AT&T Inc. (NYSE: T) was the early market leader in WiFi in the US, and it easily maintains the biggest footprint of access points amongst all the carriers here, but Ralph de la Vega, president and CEO of AT&T's new Mobile and Business Solutions group, doesn't see an urgent need to offer WiFi calling capabilities. Speaking Friday at the Goldman Sachs Communacopia Conference, he said the carrier would use WiFi calling in 2015, but only as a complement to voice-over-LTE and 3G voice. (See AT&T's Lurie Promoted to CEO of Mobility.)
"We're very focused on making sure it's a great experience for customers, but we see it as a complement, not a replacement," he said. "We feel good about a great nationwide network with unlimited talk and text."
T-Mobile US Inc. just dedicated its entire "Un-carrier 7.0" launch event to talking up its voice-over-WiFi calling capabilities as a way to ensure coverage indoors and in areas where its LTE network doesn't reach. AT&T doesn't need to play that game, de la Vega explained. It doesn't share the coverage issues, and it offers unlimited talk and text on its Mobile Share plans, so its customers aren't seeking other networks. (See T-Mobile Turns Up VoLTE-to-WiFi Handoff.)
As with VoLTE, de la Vega says it won't launch VoWiFi before it can ensure it's a great customer experience with no dropped calls, which suggests it plans to implement it with seamless handoff in place next year. (See Taqua Acquires Kineto for VoWiFi Push.)
The need might be less acute, but de la Vega has seen the writing on the wall. Now that Apple Inc. (Nasdaq: AAPL) has announced support for VoWiFi in iOS 8, there is a lot more interest in the technology. All WiFi-enabled Android devices and iPhones have the capability, it's just up to the operators to turn it on in their networks.
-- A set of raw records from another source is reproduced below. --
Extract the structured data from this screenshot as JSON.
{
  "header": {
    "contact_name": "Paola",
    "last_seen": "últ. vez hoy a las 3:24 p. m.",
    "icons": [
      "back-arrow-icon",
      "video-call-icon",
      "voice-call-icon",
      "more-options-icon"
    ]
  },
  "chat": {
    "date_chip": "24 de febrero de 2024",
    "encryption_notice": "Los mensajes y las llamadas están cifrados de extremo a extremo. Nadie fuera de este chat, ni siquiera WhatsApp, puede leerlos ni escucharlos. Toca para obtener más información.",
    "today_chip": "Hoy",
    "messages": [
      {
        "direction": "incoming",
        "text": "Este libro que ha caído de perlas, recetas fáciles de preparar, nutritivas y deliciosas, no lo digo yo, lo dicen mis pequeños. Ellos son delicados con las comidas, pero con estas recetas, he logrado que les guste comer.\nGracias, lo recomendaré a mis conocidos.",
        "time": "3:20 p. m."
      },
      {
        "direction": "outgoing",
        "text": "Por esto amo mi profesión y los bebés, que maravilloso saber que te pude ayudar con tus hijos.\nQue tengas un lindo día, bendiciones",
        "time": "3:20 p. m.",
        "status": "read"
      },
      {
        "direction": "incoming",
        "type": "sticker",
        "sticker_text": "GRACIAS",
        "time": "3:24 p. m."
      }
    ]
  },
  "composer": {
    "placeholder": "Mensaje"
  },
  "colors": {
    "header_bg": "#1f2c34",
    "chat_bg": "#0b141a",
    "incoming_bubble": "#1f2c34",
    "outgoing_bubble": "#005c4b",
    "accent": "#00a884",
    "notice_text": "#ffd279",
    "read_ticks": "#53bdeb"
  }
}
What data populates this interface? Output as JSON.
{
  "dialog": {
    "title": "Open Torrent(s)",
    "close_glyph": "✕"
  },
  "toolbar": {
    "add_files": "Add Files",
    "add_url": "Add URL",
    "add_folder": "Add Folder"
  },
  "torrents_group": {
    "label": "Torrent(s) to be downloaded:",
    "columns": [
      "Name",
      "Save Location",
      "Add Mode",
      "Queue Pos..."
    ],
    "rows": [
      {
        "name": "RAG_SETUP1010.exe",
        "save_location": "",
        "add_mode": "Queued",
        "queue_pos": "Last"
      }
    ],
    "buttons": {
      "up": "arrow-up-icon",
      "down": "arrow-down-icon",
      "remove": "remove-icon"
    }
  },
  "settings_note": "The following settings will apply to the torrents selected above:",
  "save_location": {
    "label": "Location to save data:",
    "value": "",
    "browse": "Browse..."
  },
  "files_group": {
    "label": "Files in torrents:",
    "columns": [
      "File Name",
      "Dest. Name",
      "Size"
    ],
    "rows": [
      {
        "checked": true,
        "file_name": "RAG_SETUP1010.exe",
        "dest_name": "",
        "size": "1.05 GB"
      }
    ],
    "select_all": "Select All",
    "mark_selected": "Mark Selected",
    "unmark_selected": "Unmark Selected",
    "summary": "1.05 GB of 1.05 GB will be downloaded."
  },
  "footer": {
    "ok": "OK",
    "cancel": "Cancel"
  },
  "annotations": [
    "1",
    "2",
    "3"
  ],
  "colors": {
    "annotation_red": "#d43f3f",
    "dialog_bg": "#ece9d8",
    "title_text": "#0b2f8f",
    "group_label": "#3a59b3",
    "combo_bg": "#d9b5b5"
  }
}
With "hundreds of thousands" of AT&T iPhone 6s already ordered since pre-sales started at 3 a.m. today, according to de la Vega, this could be a feature they are looking for from AT&T. (See Apple's New iPhones Have 20 LTE Bands, VoLTE.)
Sprint Corp. (NYSE: S) also offers WiFi calling, albeit without handoff and not yet on the iPhone, and a number of MVNOs like Scratch Wireless and Republic Wireless are offering services that rely entirely on WiFi calling and texting. (See Sprint Selects Kineto for WiFi Calling, Taqua Lets Mobile Users Talk Over WiFi, Is WiFi the New It Network? and Why WiFi-First Works for Wireless.)